A umidade relativa do ar também é uma das preocupações dos especialistas. Para regular a temperatura, um dos recursos do organismo é perder líquidos através do suor e, assim, resfriar o corpo. Mas, quando a umidade do ar está muito alta, o atleta tem mais dificuldade para suar, resultando num desconforto térmico e numa situação extrema de não conseguir manter mais a temperatura corporal.

"Num dia, o atleta joga em Manaus, onde a temperatura passa dos 30ºC e a umidade do ar é maior que 80%. Na próxima partida, em São Paulo, a temperatura chega a 20ºC e 60% de umidade relativa do ar. Isso gera um desgaste físico muito grande para o organismo", afirma Miguel de Arruda, professor da Faculdade de Educação Física da Unicamp. "Existe um período de aclimatização de no mínimo três dias, que varia de atleta a atleta. E esse tempo eles não vão ter durante o torneio."

O Brasil não vai enfrentar grandes choques térmicos: vai jogar em São Paulo, Fortaleza e Brasília. Mas uma das seleções que mais deverá sofrer no quesito distância e diferenças bruscas de temperatura é a dos EUA: os americanos jogam em Natal (contra Gana), Manaus (Portugal) e Recife (Alemanha) e vão percorrer cerca de 5.600 quilômetros na primeira fase do torneio.

Desempenho comprometido

Especialistas explicam que, além do mal-estar, as mudanças bruscas de temperatura podem comprometer o rendimento dos atletas e contribuir para o aumento de lesões. Os horários de alguns jogos reforçam a preocupação: dos 64 confrontos, 24 serão disputados às 13h locais e alguns serão sediados em Natal, Recife, Fortaleza e Salvador – cidades que apresentam temperaturas acima dos 30ºC.

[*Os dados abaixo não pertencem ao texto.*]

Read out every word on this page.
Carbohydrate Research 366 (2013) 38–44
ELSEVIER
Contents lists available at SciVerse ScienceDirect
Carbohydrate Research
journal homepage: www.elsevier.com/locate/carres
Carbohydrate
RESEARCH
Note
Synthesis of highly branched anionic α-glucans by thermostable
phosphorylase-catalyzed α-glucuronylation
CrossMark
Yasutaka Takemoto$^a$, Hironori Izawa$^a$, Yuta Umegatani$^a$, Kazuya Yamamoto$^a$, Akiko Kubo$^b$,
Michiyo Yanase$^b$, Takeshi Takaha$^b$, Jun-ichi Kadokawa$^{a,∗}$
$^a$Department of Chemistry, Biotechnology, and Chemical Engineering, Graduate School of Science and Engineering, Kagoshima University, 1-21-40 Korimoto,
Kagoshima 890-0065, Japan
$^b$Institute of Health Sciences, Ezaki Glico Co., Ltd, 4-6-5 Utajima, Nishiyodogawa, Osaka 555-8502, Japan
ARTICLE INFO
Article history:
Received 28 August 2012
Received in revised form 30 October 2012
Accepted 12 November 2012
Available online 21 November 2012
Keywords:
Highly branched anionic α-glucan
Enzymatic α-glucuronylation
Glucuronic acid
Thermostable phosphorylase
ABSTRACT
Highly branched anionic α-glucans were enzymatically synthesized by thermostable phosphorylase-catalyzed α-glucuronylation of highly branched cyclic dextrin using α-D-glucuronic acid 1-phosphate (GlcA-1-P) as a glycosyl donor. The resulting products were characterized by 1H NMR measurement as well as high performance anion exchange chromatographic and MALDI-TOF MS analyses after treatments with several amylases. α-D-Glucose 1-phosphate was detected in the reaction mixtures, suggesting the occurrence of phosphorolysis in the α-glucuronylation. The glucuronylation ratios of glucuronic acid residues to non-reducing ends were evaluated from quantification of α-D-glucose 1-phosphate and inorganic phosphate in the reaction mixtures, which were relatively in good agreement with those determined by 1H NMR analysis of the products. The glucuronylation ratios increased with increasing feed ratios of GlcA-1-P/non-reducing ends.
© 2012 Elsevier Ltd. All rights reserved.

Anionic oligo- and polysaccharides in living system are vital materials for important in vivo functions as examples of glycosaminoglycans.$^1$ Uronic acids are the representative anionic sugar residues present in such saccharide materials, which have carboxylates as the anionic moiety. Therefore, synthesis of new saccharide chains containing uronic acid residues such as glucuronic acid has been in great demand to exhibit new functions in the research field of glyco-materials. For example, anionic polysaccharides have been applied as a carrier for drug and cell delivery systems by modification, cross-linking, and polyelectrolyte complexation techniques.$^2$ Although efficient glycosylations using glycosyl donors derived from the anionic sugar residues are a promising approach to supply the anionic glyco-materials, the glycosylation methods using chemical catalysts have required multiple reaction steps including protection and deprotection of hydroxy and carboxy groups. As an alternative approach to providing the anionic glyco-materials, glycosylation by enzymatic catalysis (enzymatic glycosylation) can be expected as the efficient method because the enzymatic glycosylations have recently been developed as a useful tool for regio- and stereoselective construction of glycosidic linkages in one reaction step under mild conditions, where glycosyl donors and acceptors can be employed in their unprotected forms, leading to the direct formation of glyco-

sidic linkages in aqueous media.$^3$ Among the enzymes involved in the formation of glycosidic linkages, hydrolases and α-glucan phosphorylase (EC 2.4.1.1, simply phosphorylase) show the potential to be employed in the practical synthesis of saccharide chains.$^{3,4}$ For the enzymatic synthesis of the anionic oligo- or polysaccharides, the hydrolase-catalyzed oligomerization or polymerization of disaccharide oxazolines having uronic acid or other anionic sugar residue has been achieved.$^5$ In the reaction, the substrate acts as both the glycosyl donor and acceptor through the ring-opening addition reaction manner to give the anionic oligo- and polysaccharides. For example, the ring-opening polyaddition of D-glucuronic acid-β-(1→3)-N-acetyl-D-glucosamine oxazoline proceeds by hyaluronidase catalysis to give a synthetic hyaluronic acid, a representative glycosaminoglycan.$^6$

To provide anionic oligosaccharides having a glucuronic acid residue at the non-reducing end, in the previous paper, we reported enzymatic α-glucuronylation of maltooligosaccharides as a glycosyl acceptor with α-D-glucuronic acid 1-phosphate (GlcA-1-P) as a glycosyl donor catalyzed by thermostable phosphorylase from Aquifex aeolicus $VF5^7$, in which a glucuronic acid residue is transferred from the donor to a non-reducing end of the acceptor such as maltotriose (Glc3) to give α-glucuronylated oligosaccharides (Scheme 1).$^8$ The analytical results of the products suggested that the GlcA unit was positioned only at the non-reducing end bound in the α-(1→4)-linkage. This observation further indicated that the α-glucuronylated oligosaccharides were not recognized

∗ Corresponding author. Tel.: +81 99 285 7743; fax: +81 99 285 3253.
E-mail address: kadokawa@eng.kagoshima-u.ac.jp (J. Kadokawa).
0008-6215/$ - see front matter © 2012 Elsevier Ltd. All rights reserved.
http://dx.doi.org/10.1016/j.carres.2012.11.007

"O jogador vai ter uma perda de líquido muito grande, de rendimento e de coordenação motora, que são alguns dos fatores que predispõem às lesões. Há desgaste também associado ao fato de que os atletas vão se deslocar por grandes distâncias", explica Turíbio Leite.

Na condição de calor intenso, atletas podem sofrer ainda hipertermia – situação em que o corpo não consegue manter a temperatura de forma adequada, como num superaquecimento. Mesmo que um jogador de seleção tenha resistência física superior, a hipertermia pode causar lesões graves em alguns órgãos.

"O nível técnico dos jogadores será prejudicado principalmente nos jogos nas cidades nas regiões Norte e Nordeste. Não é no torneio como um todo, mas principalmente nessas sedes, onde existe uma condição desfavorável aos jogadores do ponto de vista climático", diz Turíbio Leite.

Na luta contra as diferenças bruscas de temperatura e as longas distâncias, a equipe médica de cada seleção terá importância maior do que já tem, pois profissionais como nutricionistas e fisiologistas terão que realizar dietas balanceadas, principalmente as de ordem líquida, para tentar ajustar os quadros e tentar diminuir os efeitos das condições climáticas adversas em seus jogadores.

"A equipe médica que estiver por trás também será determinante", diz Miguel de Arruda, que também é conselheiro científico da Confederação Brasileira de Atletismo. "Claro que o determinante é o desempenho do time. Mas, para sustentar isso, a equipe médica vai ter que entrar em ação."